- Genus: Mangifera
- Species: Mangifera indica
- Cultivar: 'Marathwada Kesar Mango'
- Origin: India

= Marathwada Kesar mango =

Mango cultivar from Maharashtra, India

The 'Marathwada Kesar mango', is a mango cultivar primarily grown in Marathwada region of Maharashtra, India. Districts where they are primarily grown are Chhatrapati Sambhaji Nagar, Jalna, Beed and Latur.

==Name==
The word "Marathwada" relates to the region, where it is grown while "Kesar" translates to "Saffron" in the Hindi language & Marathi language.

==Description==
Marathwada Kesar mango, named for its saffron-like color and flavor, has the highest soluble solids content among Indian mango varieties.

==Geographical indication==
It was awarded the Geographical Indication (GI) status tag from the Geographical Indications Registry under the Union Government of India on 30 November 2016 (valid until 29 September 2034).

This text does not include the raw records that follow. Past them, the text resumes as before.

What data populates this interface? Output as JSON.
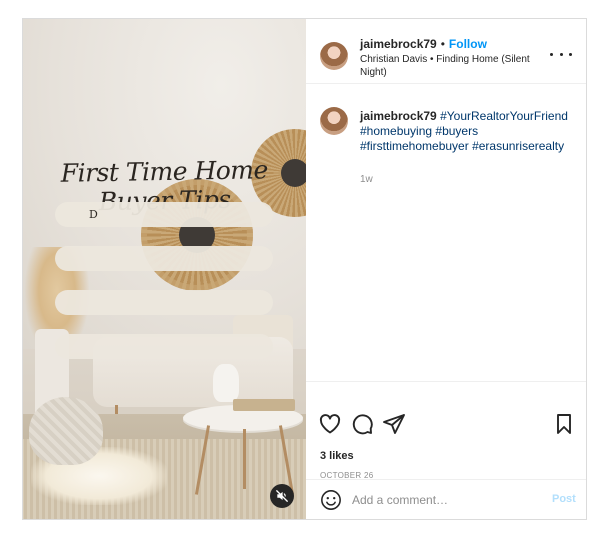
{
  "media": {
    "title": "First Time Home Buyer Tips",
    "bars": [
      "D",
      "",
      "",
      ""
    ],
    "mute_icon": "speaker-muted-icon"
  },
  "header": {
    "username": "jaimebrock79",
    "separator": "•",
    "follow_label": "Follow",
    "audio": "Christian Davis • Finding Home (Silent Night)",
    "more_icon": "more-dots-icon"
  },
  "caption": {
    "username": "jaimebrock79",
    "hashtags": [
      "#YourRealtorYourFriend",
      "#homebuying",
      "#buyers",
      "#firsttimehomebuyer",
      "#erasunriserealty"
    ],
    "time": "1w"
  },
  "actions": {
    "icons": [
      "heart-icon",
      "comment-icon",
      "share-icon",
      "bookmark-icon"
    ],
    "likes": "3 likes",
    "date": "OCTOBER 26"
  },
  "comment": {
    "emoji_icon": "emoji-icon",
    "placeholder": "Add a comment…",
    "post_label": "Post",
    "post_color": "#b2dffc"
  },
  "colors": {
    "accent": "#0095f6",
    "hashtag": "#00376b",
    "muted_text": "#8e8e8e",
    "border": "#dbdbdb"
  }
}
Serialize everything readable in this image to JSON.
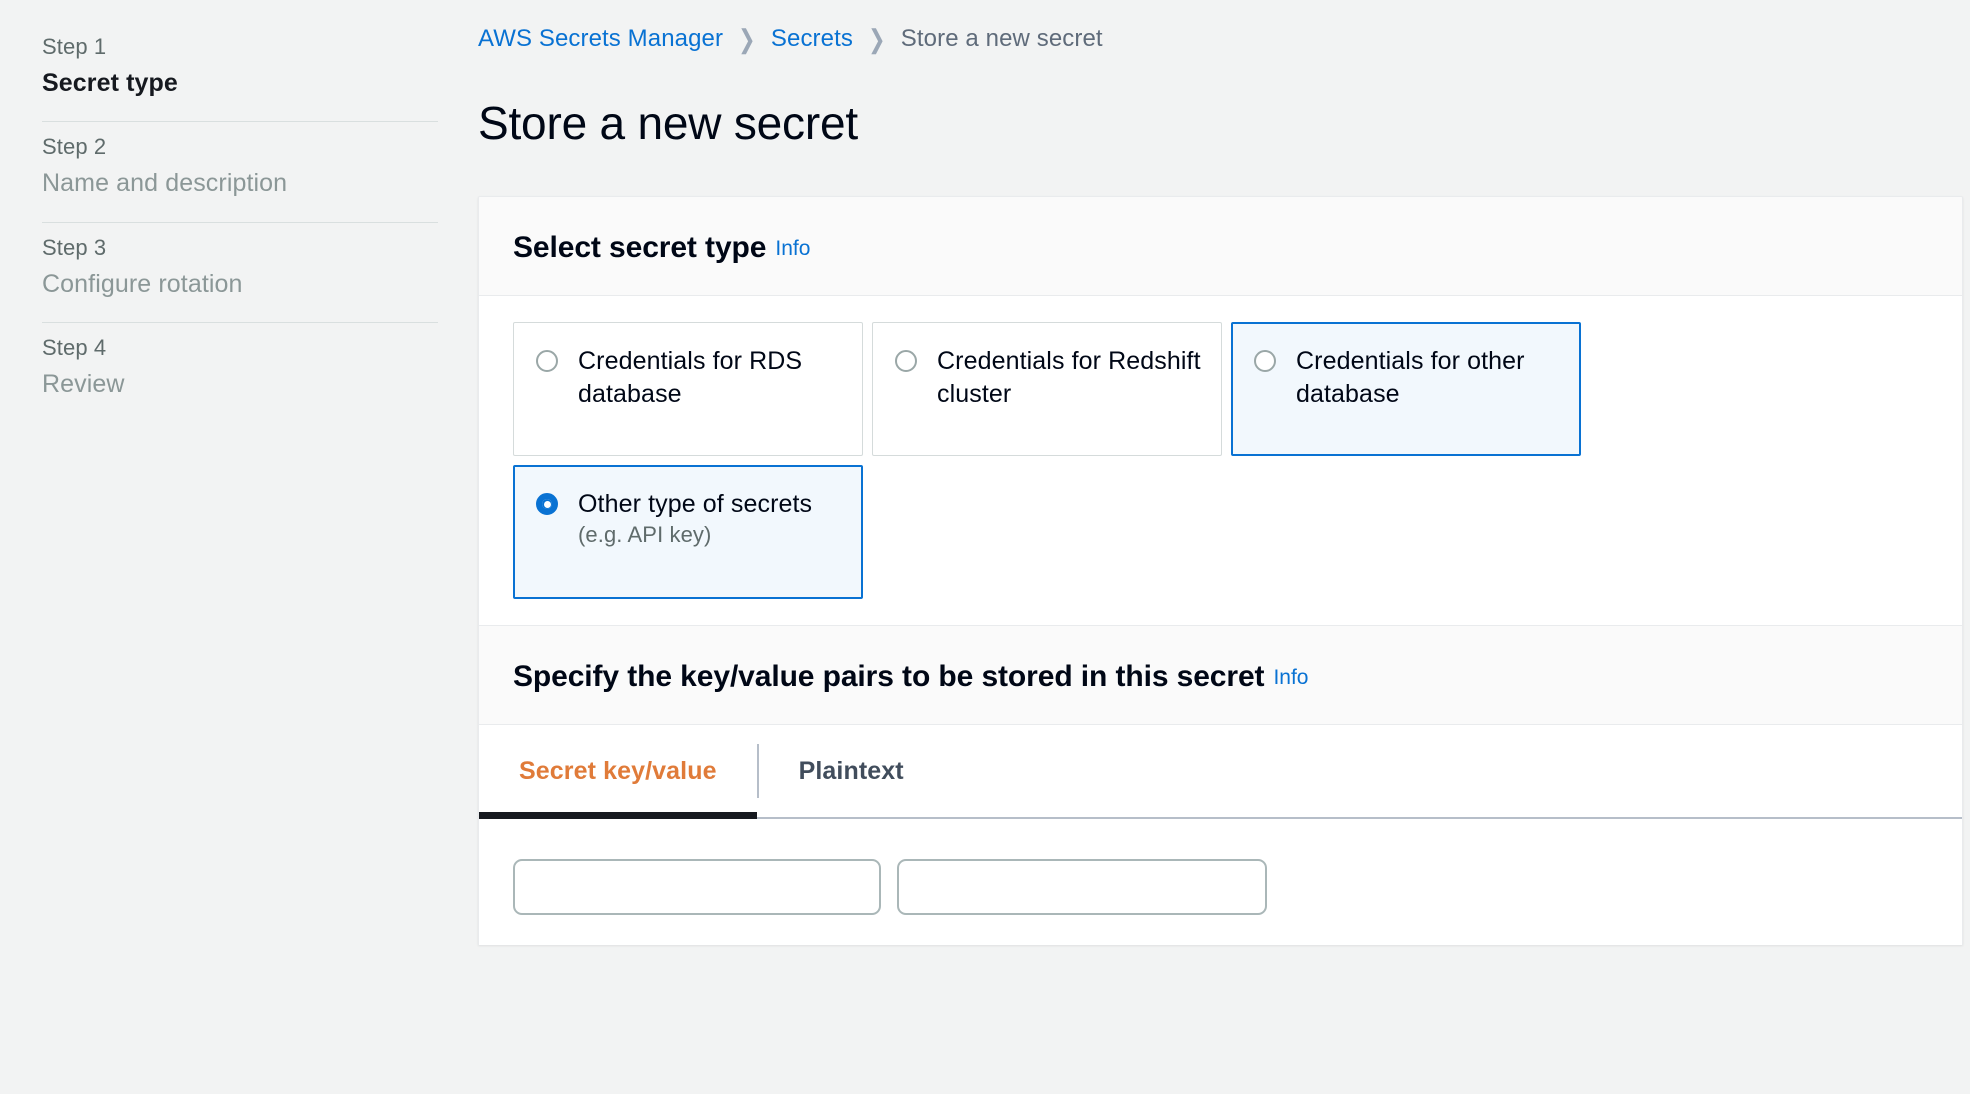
{
  "sidebar": {
    "steps": [
      {
        "number": "Step 1",
        "label": "Secret type",
        "active": true
      },
      {
        "number": "Step 2",
        "label": "Name and description",
        "active": false
      },
      {
        "number": "Step 3",
        "label": "Configure rotation",
        "active": false
      },
      {
        "number": "Step 4",
        "label": "Review",
        "active": false
      }
    ]
  },
  "breadcrumb": {
    "items": [
      {
        "label": "AWS Secrets Manager",
        "link": true
      },
      {
        "label": "Secrets",
        "link": true
      },
      {
        "label": "Store a new secret",
        "link": false
      }
    ],
    "separator": "›"
  },
  "page": {
    "title": "Store a new secret"
  },
  "secret_type_section": {
    "heading": "Select secret type",
    "info_label": "Info",
    "options": [
      {
        "label": "Credentials for RDS database",
        "sublabel": "",
        "selected": false,
        "highlighted": false
      },
      {
        "label": "Credentials for Redshift cluster",
        "sublabel": "",
        "selected": false,
        "highlighted": false
      },
      {
        "label": "Credentials for other database",
        "sublabel": "",
        "selected": false,
        "highlighted": true
      },
      {
        "label": "Other type of secrets",
        "sublabel": "(e.g. API key)",
        "selected": true,
        "highlighted": false
      }
    ]
  },
  "keyvalue_section": {
    "heading": "Specify the key/value pairs to be stored in this secret",
    "info_label": "Info",
    "tabs": [
      {
        "label": "Secret key/value",
        "active": true
      },
      {
        "label": "Plaintext",
        "active": false
      }
    ],
    "key_input": {
      "value": "",
      "placeholder": ""
    },
    "value_input": {
      "value": "",
      "placeholder": ""
    }
  },
  "colors": {
    "accent_blue": "#0972d3",
    "active_tab_orange": "#e07b39",
    "page_background": "#f2f3f3",
    "tile_selected_background": "#f2f8fd"
  }
}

Mango Growers Association, from Chhatrapati Sambhaji Nagar proposed the GI registration of the Marathwada Kesar Mango mango. After filing the application in 2016, the fruit was granted the GI tag in 2016 by the Geographical Indication Registry in Chennai, making the name "Marathwada Kesar Mango" exclusive to the mangoes grown in the region. It thus became the first mango variety in Maharashtra (before Alphonso mango) to earn the GI tag.